The data sources for training the algorithm come from actors through a voice engine that helps actors train their own models. Notably, the company claims to ensure that its algorithms are never trained on publicly available data without the voice owner’s permission.
So, what is the algorithm learning as it encounters data?
“The algorithms first learn how to speak generally; for example, making roughly the correct vowel and consonant sounds. Then as training progresses, the models learn to pronounce better; for example, t’s and d’s start to get sharper. Up to this point, it’s similar to the way a child learns. From here, more subtle things like pitch inflections, emotional elements are modelled,” explains Qureshi.
“At this later stage, the models start to sound exactly like the actor on which the model was based. We work with fantastic actors who are very talented performers; they form the base of every model,” she further explains.
Somatic has filed for three patents for its technology.
Sonantic’s business model
The company has a B2B enterprise Saas (Software-as-a-Service) model. Sonantic licenses its technology strictly to entertainment studios only. Depending on the volume of text to be rendered, the platform provides different tiers for licensing.
In addition, Sonantic’s other revenue stream is creating custom voice models for its clients. The company claims to have over 1000 companies on its waitlist.
Further development
Qureshi tells SC, “We will continue to build out more voices, features with controls, and languages as the possibilities of dialogue are endless.”
The company has plans to start building the next generation of voice with its studio partners to go beyond what’s possible now, like runtime generation of content on the fly.
For instance, if a character is running in a game, they should sound out of breath and react like a human would to their state of being and environment.

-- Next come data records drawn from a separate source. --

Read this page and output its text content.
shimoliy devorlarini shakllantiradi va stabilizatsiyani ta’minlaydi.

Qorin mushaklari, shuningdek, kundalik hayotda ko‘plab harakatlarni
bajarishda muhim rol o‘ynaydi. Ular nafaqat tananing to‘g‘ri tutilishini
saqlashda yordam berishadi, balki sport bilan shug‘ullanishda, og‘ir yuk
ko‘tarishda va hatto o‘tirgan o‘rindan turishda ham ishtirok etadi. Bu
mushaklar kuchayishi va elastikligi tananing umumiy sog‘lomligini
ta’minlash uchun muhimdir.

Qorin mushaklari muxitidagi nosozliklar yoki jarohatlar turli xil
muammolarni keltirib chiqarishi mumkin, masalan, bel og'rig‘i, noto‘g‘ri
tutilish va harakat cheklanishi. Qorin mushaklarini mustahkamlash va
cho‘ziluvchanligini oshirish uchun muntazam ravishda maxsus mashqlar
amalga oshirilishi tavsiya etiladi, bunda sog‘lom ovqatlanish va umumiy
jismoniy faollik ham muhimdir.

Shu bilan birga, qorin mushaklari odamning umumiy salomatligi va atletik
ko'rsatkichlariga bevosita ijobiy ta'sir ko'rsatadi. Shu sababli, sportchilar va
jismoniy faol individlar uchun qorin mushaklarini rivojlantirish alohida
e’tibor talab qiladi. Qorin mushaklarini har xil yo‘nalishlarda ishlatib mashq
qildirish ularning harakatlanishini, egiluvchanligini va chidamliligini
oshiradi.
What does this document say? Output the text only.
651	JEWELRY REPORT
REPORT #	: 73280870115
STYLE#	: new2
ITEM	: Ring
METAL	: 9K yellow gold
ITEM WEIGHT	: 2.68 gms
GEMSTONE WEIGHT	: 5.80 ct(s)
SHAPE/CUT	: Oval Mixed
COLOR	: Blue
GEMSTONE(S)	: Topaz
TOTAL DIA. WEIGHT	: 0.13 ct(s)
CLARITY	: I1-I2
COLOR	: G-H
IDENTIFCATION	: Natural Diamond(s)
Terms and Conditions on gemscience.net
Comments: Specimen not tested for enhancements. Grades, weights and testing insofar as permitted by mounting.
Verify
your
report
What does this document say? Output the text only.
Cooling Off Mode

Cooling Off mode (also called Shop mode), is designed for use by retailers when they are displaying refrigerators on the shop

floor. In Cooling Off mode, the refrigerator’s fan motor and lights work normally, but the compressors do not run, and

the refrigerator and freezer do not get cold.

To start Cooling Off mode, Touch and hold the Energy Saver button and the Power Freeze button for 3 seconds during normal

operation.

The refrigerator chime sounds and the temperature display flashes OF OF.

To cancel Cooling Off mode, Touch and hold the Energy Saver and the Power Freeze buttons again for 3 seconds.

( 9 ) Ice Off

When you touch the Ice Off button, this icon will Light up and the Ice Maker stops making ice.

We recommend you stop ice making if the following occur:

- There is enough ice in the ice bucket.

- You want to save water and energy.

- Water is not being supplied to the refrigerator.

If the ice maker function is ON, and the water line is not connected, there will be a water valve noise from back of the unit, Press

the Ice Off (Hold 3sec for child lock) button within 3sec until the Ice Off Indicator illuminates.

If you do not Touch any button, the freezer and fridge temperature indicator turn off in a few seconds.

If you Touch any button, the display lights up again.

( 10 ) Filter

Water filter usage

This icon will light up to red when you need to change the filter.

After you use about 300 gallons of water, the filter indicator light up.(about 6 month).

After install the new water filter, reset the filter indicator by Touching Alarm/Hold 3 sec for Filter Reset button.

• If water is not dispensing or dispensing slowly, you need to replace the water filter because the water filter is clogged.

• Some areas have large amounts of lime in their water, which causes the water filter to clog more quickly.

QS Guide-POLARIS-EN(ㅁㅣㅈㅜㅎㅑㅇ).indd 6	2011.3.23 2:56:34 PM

Sonantic looking for talents
The company has 12 employees, including Flynn as co-founder & CTO, and Qureshi as co-founder & CEO. The team comprises three deep learning speech researchers; three engineers; one full-time actress, one casting & performance director; one VP of customers; and one operations associate. Flynn manages the tech team, including research, acting, and engineering, while Qureshi works with the business team on customers, strategy, marketing, and sales.
The company is currently hiring talented speech researchers and engineers, particularly those with experience in this niche technology.
Back in March 2020, the company had secured €2.3M in a funding round led by EQT Ventures along with participation from existing backers such as Entrepreneur First, AME Cloud Ventures and Bart Swanson of Horizon Ventures.